Like the one they’d left behind, the
old man’s house appeared to have weathered the upheavals of the past fairly
well.  It was smaller than that one, lacking an attached garage.  Someone,
presumably the old man himself, had actually been doing a decent job of
maintaining the yard.  As they drew closer to the house, Noah spied an
old-fashioned manual push mower stowed next to a side door stoop.  But the yard
was a big one.  Mowing it manually would require a significant investment of
time, not to mention a high level of patience.  Then again, this was the world
after the fall.  Time was all anyone still alive had.

         
Except for me
,
Noah thought. 
I’m about out of time
.

          The old man directed
Noah to the side door stoop, ordering him to a halt just short of it.  He then
had Noah remove the backpack and utility belt.  Noah did as instructed, setting
the items on the ground near the push mower.
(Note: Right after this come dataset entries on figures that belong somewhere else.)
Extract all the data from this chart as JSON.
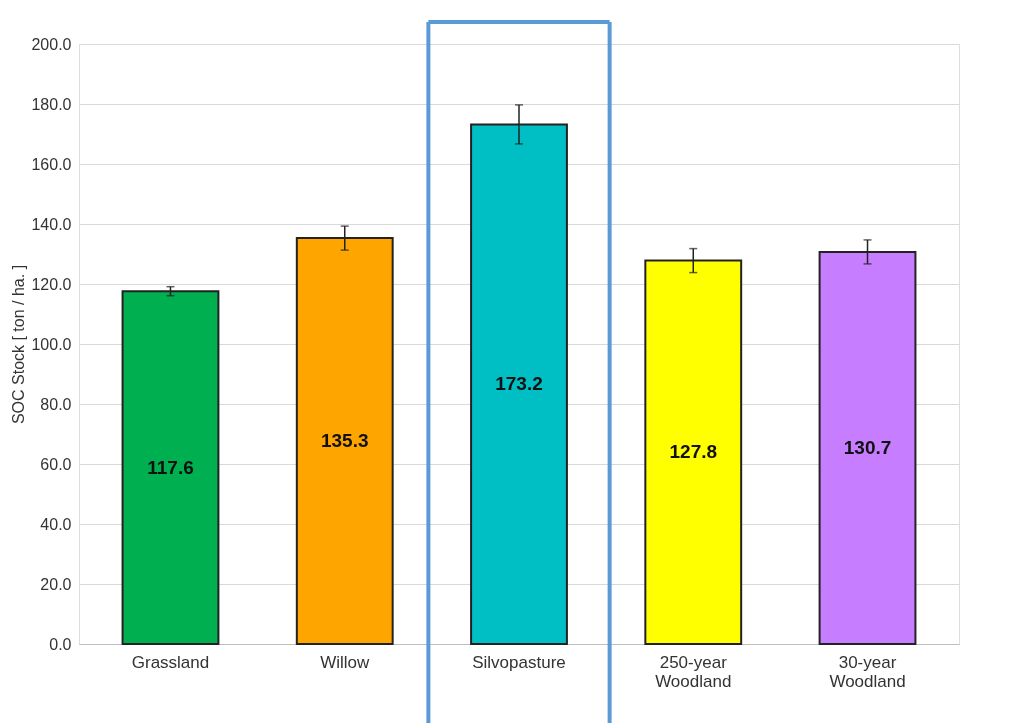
{
  "chart_data": {
    "type": "bar",
    "ylabel": "SOC Stock [ ton / ha. ]",
    "categories": [
      "Grassland",
      "Willow",
      "Silvopasture",
      "250-year Woodland",
      "30-year Woodland"
    ],
    "values": [
      117.6,
      135.3,
      173.2,
      127.8,
      130.7
    ],
    "colors": [
      "#00b050",
      "#ffa500",
      "#00bfc4",
      "#ffff00",
      "#c77dff"
    ],
    "errors": [
      1.5,
      4,
      6.5,
      4,
      4
    ],
    "data_labels": true,
    "ylim": [
      0,
      200
    ],
    "yticks": [
      {
        "value": 0,
        "label": "0.0"
      },
      {
        "value": 20,
        "label": "20.0"
      },
      {
        "value": 40,
        "label": "40.0"
      },
      {
        "value": 60,
        "label": "60.0"
      },
      {
        "value": 80,
        "label": "80.0"
      },
      {
        "value": 100,
        "label": "100.0"
      },
      {
        "value": 120,
        "label": "120.0"
      },
      {
        "value": 140,
        "label": "140.0"
      },
      {
        "value": 160,
        "label": "160.0"
      },
      {
        "value": 180,
        "label": "180.0"
      },
      {
        "value": 200,
        "label": "200.0"
      }
    ],
    "grid": "y"
  }
}
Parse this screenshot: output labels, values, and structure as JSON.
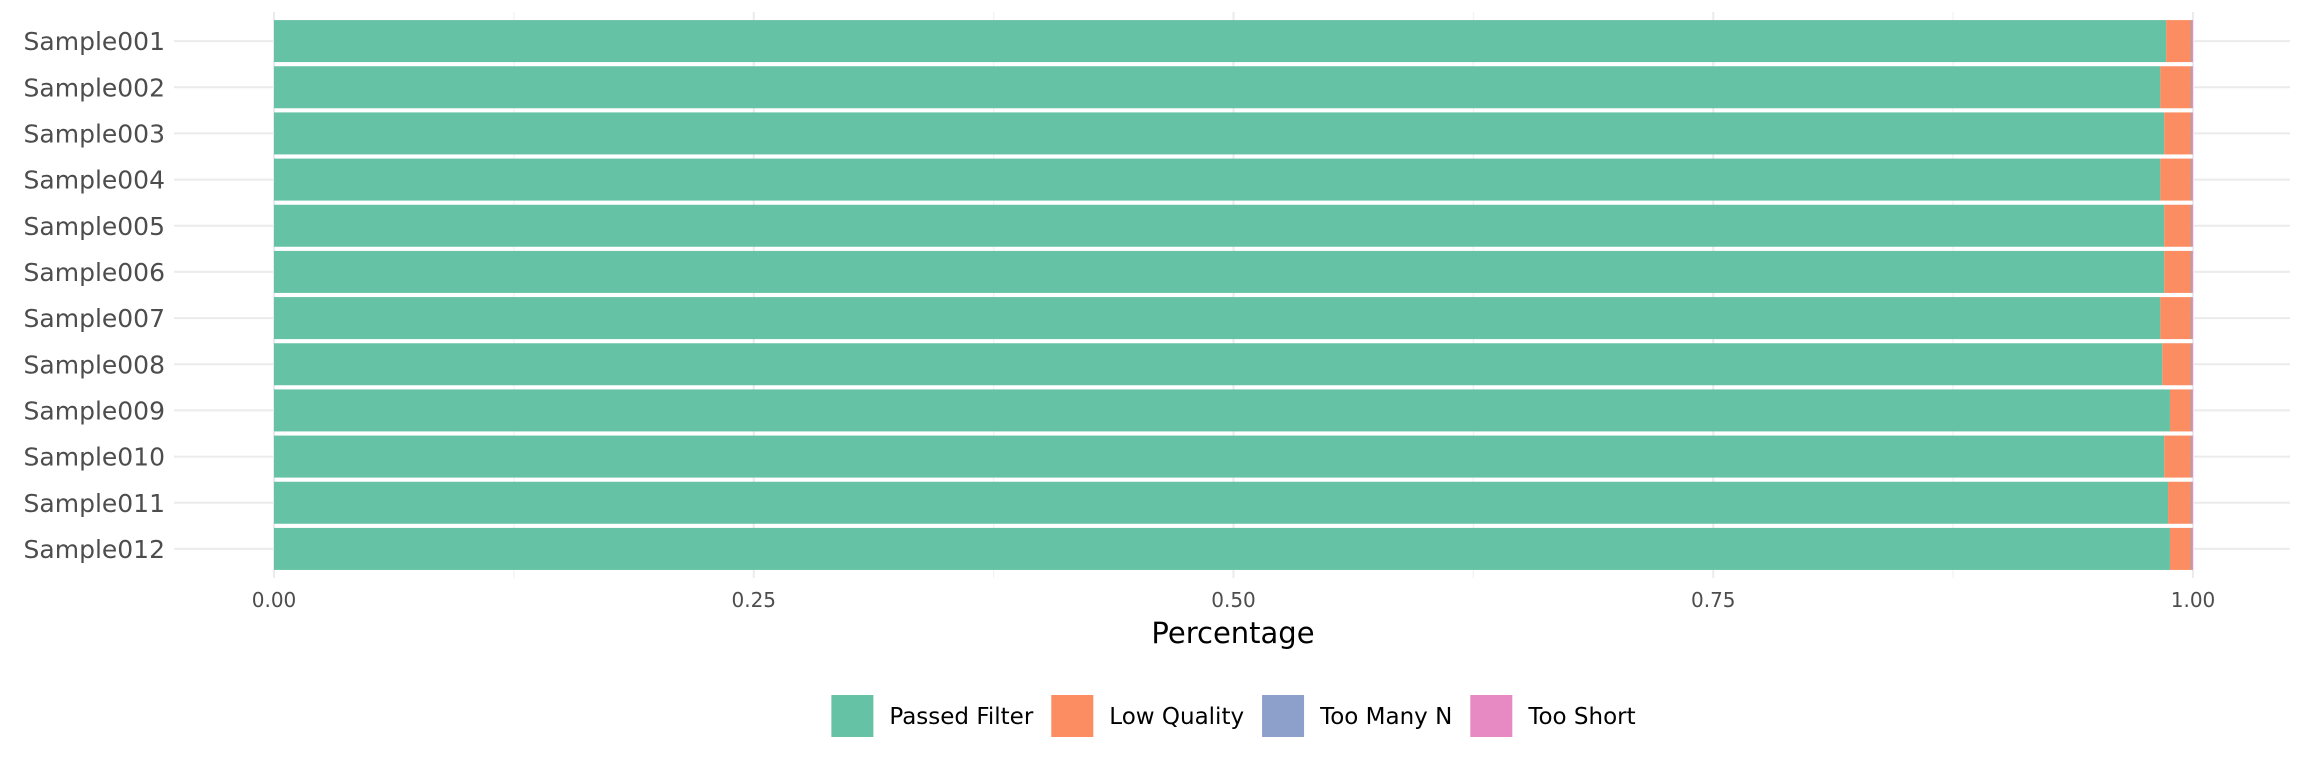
{
  "chart_data": {
    "type": "bar",
    "orientation": "horizontal",
    "stacked": true,
    "xlabel": "Percentage",
    "ylabel": "",
    "xlim": [
      0,
      1
    ],
    "x_ticks": [
      "0.00",
      "0.25",
      "0.50",
      "0.75",
      "1.00"
    ],
    "x_tick_values": [
      0,
      0.25,
      0.5,
      0.75,
      1
    ],
    "grid": true,
    "legend_position": "bottom",
    "categories": [
      "Sample001",
      "Sample002",
      "Sample003",
      "Sample004",
      "Sample005",
      "Sample006",
      "Sample007",
      "Sample008",
      "Sample009",
      "Sample010",
      "Sample011",
      "Sample012"
    ],
    "series": [
      {
        "name": "Passed Filter",
        "color": "#66c2a5",
        "values": [
          0.986,
          0.983,
          0.985,
          0.983,
          0.985,
          0.985,
          0.983,
          0.984,
          0.988,
          0.985,
          0.987,
          0.988
        ]
      },
      {
        "name": "Low Quality",
        "color": "#fc8d62",
        "values": [
          0.013,
          0.016,
          0.014,
          0.016,
          0.014,
          0.014,
          0.016,
          0.015,
          0.011,
          0.014,
          0.012,
          0.011
        ]
      },
      {
        "name": "Too Many N",
        "color": "#8da0cb",
        "values": [
          0.0005,
          0.0005,
          0.0005,
          0.0005,
          0.0005,
          0.0005,
          0.0005,
          0.0005,
          0.0005,
          0.0005,
          0.0005,
          0.0005
        ]
      },
      {
        "name": "Too Short",
        "color": "#e78ac3",
        "values": [
          0.0005,
          0.0005,
          0.0005,
          0.0005,
          0.0005,
          0.0005,
          0.0005,
          0.0005,
          0.0005,
          0.0005,
          0.0005,
          0.0005
        ]
      }
    ]
  }
}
          “Go on inside.  Move
real slow.  You even twitch going through that door, you’re a dead little son
of a bitch.”

          Noah climbed the steps
to the stoop and turned the knob to open the door.  Through the door was a
large kitchen awash in shadow.  The window blinds at the back of the house had
been raised, letting in enough sunlight to see by.  In a corner of the big
kitchen area was a large, round dining table.  Pinned to the wall next to a row
of cupboards was a calendar from the year before the end of the world.

          An unsettling thought came
to Noah as he continued into the kitchen—
This is where I die.

          “Turn around, boy.”

          Noah sighed and did as
ordered.

          A hard fist slammed
into his stomach, knocking the air from his lungs and dropping him to his
knees.  Before he could begin to recover from the first blow, the old man’s
fist came arcing toward him again.  This time knuckles crashed against Noah’s
jaw.  An explosion of pain went off in his head as he pitched sideways onto the
dusty hardwood floor.  It was so intense it briefly made cognizance of anything
else impossible.  When the first wave of pain receded, he realized the old man
had him by the wrists and was dragging him across the floor.  The son of a
bitch had set his shotgun down, but Noah was effectively incapacitated and
incapable of gaining any advantage from this.  He twisted his head around and
glimpsed their likely destination—an open door in a corner of the kitchen.